We have a new Commandant now and he is a Prussian and much stricter than the first one. The latest is he has commandeered all cars and lorries, which are being sent to France. They are taken according to their year, so when the war is over, no one will have a car and many unable to buy again.

I have not said anything about all those poor children being torpedoed, for it upset me terrible and for days I thought perhaps Babbo's children were there - but one and another have assured me that it was not very likely, as they were mostly drawn from the Council schools, but it is all too sad to talk about and I hope all ours are safe somewhere in England.

14 October

We are now allowed to send letters through the Red Cross, which will take several weeks and can only say "We are quite well".

3 November

Since my last entry, I have been to town and had my hair shampooed and set. I had an offer of being taken in by car and came back by bus. I was not able to do any shopping as all the shops close at four o'clock. The time has not been altered and we are still two hours ahead of the sun. It's so dark in the morning and so the schools do not start till ten, and the shops do not open till then.

For some time there has been a rumour that everyone living on the coast road would have to clear out - but that has been given up and a new order for all those people to get an identity card and must not be outside their house after eight and not before eight am.

We are just outside here - but Father will have to get a pass to enable him to go to Moorings at any time, which he does about three times a week to get limpets for Sandy, as that is all we can feed him on now. There is no salmon or cat food to be had. The shops are getting very empty and there are so many things one cannot get.

But it is wonderful how cheerful everyone keeps. Almost everyone rides a bike, but there are none to be had now.

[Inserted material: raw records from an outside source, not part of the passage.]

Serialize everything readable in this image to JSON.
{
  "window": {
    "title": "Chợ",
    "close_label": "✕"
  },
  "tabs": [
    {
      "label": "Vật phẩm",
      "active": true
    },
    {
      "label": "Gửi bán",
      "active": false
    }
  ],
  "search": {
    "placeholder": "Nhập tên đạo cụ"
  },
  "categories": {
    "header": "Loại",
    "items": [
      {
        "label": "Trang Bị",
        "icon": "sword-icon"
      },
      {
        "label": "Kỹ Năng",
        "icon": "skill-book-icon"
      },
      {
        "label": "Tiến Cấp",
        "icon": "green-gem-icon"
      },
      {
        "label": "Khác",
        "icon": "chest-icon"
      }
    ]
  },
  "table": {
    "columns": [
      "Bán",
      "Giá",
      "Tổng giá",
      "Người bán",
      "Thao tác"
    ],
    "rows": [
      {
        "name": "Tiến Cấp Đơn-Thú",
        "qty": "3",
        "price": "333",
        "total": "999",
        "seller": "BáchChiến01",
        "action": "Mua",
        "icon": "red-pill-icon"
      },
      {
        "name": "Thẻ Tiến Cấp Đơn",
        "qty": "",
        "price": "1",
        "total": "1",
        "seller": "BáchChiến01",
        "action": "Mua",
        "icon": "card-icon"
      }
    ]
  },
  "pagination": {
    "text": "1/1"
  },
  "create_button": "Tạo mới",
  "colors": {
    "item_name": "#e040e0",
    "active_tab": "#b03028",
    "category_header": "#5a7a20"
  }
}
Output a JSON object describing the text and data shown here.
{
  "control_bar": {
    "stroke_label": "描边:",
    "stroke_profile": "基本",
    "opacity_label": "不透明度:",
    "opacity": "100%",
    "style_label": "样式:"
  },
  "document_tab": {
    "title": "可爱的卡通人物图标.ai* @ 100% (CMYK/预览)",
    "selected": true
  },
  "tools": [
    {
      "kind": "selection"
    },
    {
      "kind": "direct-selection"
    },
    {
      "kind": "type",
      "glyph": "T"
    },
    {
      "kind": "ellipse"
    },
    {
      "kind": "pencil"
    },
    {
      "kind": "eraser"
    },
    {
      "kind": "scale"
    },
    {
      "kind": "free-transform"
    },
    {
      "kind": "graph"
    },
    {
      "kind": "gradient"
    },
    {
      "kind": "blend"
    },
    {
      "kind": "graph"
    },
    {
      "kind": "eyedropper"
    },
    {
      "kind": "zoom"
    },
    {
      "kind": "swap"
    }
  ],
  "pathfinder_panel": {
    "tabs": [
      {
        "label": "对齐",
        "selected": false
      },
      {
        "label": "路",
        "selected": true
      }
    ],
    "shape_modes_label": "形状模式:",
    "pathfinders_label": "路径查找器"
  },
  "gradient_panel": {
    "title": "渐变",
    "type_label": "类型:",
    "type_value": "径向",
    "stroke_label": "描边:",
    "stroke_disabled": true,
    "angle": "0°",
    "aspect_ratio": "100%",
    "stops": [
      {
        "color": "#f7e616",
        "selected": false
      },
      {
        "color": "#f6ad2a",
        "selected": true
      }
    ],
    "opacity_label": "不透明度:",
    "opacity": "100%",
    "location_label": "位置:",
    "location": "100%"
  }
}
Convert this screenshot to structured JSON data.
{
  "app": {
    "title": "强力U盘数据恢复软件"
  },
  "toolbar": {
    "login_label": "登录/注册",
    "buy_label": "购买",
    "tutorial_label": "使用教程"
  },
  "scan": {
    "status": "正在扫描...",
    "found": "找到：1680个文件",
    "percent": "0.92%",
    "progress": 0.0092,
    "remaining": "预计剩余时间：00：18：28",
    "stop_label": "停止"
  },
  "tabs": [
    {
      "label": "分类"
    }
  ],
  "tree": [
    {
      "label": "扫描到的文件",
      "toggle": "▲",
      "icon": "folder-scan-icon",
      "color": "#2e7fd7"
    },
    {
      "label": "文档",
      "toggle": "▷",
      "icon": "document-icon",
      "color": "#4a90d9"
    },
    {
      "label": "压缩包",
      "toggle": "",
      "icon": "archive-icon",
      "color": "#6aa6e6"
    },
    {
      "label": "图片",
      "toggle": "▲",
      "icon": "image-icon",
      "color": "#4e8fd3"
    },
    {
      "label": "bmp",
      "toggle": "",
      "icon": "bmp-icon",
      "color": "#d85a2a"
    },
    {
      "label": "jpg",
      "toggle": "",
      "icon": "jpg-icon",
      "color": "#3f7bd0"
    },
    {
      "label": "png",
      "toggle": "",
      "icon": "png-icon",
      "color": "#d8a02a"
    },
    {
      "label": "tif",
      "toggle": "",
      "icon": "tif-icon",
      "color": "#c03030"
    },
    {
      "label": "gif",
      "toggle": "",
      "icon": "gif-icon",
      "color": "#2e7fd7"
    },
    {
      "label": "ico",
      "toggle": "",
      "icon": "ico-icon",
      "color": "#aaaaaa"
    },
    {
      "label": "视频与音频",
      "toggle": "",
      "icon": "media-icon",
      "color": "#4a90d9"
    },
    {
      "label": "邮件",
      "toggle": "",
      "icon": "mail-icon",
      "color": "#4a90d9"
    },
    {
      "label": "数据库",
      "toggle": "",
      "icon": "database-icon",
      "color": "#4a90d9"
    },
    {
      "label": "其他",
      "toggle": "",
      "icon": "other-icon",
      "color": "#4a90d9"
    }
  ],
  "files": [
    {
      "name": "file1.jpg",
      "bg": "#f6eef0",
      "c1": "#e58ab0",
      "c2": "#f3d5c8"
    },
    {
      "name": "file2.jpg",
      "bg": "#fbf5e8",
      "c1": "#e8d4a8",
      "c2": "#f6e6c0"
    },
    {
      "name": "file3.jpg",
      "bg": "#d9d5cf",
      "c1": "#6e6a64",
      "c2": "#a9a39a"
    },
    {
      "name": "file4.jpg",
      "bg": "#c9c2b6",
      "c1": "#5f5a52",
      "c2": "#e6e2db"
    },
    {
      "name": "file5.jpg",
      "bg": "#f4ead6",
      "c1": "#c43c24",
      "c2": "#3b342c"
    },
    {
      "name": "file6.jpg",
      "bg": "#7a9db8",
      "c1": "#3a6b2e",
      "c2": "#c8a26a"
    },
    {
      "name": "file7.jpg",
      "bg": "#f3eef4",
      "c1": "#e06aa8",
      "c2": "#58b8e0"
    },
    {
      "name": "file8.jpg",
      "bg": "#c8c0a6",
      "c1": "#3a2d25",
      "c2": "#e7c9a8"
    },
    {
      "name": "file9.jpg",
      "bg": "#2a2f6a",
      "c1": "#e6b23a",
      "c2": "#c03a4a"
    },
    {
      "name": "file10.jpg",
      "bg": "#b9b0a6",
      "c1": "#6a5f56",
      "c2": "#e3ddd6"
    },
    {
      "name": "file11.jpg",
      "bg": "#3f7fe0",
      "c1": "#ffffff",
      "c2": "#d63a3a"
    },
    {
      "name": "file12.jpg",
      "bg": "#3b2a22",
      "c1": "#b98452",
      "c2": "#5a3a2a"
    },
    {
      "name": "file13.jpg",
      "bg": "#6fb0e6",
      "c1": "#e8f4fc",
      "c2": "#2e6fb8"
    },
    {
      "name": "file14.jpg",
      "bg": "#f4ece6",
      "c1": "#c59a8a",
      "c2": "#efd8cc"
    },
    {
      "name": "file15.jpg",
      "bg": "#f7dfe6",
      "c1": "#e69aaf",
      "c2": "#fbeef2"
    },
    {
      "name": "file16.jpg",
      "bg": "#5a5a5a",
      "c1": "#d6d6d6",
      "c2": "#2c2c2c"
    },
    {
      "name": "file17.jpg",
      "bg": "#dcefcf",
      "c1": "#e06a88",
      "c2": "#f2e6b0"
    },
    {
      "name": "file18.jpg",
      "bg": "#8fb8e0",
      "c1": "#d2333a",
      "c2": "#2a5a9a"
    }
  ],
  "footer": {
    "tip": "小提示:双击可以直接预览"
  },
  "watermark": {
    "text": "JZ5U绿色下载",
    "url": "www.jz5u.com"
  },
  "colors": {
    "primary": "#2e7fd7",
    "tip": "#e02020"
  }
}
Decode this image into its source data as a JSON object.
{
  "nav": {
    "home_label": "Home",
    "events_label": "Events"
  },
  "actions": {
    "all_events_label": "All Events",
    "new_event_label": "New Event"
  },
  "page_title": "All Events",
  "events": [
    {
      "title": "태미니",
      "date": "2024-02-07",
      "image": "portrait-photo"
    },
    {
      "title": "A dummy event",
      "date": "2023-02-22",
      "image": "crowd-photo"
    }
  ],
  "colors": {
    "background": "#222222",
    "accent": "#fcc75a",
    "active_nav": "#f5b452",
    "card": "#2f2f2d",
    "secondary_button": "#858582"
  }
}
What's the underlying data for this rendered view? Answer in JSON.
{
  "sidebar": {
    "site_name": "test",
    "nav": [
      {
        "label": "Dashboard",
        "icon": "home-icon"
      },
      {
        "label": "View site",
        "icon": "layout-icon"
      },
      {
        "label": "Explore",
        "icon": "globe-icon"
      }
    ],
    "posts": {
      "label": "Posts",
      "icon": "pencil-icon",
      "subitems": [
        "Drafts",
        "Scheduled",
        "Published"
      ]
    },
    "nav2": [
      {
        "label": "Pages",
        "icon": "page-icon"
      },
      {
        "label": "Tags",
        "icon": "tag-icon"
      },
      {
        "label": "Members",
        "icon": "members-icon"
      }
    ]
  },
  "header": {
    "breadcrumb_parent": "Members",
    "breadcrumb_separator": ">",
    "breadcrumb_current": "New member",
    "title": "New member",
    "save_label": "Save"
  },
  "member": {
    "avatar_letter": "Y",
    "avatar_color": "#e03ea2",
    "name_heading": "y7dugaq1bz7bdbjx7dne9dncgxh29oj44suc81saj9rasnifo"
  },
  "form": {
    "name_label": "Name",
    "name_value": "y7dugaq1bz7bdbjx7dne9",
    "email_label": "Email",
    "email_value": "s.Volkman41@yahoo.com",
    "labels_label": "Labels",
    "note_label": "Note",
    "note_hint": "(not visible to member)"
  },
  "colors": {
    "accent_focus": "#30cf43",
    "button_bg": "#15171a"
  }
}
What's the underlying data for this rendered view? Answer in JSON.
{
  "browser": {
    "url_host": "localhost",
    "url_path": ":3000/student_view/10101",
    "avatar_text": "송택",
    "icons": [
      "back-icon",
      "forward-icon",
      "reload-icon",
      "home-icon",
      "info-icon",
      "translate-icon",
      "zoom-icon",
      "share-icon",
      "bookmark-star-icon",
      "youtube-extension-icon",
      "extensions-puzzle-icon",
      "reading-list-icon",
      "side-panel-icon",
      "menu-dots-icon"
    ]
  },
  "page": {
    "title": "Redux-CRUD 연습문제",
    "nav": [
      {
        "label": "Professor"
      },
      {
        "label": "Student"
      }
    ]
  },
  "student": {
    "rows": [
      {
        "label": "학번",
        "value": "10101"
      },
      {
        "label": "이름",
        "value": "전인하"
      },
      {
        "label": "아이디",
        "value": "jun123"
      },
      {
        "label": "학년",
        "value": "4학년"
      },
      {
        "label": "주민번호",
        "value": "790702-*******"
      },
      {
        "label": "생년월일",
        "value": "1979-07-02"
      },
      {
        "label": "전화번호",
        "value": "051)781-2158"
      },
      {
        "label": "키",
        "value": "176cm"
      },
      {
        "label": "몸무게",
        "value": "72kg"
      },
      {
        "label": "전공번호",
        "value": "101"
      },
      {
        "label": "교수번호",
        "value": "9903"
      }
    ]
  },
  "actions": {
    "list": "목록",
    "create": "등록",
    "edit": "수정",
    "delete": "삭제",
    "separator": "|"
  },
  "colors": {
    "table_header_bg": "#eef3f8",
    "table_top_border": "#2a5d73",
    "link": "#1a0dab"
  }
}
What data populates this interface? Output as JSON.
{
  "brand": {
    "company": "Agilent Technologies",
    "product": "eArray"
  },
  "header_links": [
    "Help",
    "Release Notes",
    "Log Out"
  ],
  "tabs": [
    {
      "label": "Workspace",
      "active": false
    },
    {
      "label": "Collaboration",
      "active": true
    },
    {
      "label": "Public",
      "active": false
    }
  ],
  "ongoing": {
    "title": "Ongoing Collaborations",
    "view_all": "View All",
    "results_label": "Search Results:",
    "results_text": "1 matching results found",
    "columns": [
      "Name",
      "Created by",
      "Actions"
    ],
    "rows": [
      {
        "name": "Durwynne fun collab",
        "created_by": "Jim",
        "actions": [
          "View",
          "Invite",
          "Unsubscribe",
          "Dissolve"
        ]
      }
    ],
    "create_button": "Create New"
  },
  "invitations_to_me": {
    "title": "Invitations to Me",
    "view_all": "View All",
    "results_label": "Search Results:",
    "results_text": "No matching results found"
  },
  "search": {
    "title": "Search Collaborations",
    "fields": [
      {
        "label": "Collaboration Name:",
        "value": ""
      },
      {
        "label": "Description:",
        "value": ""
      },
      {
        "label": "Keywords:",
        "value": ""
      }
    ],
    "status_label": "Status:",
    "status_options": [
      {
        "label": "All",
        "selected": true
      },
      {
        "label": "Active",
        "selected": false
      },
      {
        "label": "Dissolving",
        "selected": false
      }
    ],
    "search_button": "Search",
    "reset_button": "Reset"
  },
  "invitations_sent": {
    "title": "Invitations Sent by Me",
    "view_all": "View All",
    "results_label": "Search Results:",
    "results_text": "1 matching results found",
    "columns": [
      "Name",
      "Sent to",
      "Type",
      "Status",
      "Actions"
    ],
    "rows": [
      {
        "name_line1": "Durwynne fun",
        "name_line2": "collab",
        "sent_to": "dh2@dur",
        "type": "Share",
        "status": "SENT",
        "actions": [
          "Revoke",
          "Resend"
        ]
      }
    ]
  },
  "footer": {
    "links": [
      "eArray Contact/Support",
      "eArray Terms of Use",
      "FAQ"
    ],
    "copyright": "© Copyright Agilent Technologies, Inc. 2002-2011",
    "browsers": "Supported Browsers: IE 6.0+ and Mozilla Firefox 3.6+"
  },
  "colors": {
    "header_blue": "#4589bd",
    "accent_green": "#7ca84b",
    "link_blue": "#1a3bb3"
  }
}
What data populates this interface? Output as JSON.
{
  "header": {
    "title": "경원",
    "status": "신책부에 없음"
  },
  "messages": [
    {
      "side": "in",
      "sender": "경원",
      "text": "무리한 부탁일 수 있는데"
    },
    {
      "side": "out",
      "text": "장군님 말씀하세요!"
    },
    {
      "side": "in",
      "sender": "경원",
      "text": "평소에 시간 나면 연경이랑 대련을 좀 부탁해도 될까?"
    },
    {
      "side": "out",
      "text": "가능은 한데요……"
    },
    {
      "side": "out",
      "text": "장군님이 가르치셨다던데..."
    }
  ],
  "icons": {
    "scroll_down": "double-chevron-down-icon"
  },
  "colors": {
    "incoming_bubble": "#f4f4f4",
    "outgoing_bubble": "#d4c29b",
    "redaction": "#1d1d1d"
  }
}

The Germans seem to be very active at night and we hear cars and lorries rushing about all night and a lot of coming and going of troops - a large company of storm troopers have lately come and are a fine looking lot of men. They seem to send men here on leave, instead of going to Germany, and many have not been home for three years.

Last Friday a plane crashed on the beach at La Pulente and the crew of five were killed. We were very thrilled the other day to hear Charles Le Quesne speaking about the Channel Islands and how I wished some of ours could have put a message through.

28 December

Christmas has come and gone once more and it as rather a sad one, thinking of you all and wondering where you all were. Father and I were quite alone - he had to go to church in the morning.

After lunch we listened to the wireless and heard the King's speech and the Christmas carols. We had a lovely dinner at eight o'clock - Father cooked it all beautifully and we did enjoy it all. The week before Dulcie brought us one of her tame rabbits, all ready dressed, it was lovely - lasted several dinners.

Now she is going to give us a live baby one which we shall feed and fatten up.

On Xmas Eve, Auntie Flo came out in bitter cold weather and brought us a little Xmas pudding and several little dainties. Captain and Mrs Cradwick also came and brought jam and chutney, and we had quite a little tea party.

It's terribly dark in the mornings now, as the sun doesn't rise till after ten, owing to our being two hours ahead of the sun - but we always have tea by daylight and don't light up till after seven..

The weather has been bitterly cold since Christmas, snow, frost and a high east wind all the time.

The curfew has been changed again and now everyone has to be indoors by nine o'clock -which doesn't please a good many people.

Some time ago Harold Giffard was arrested for saying things against the Germans and sentenced to three months imprisonment with hard labour, and was going to be sent either to France or Germany, but the doctors said he would not live through it, and so put him in prison here and he is still there.

One has to be careful what one says and mind one's own business and keep to the orders, and life goes on pretty much the same, except that the shops are getting very empty and there is very little one can buy.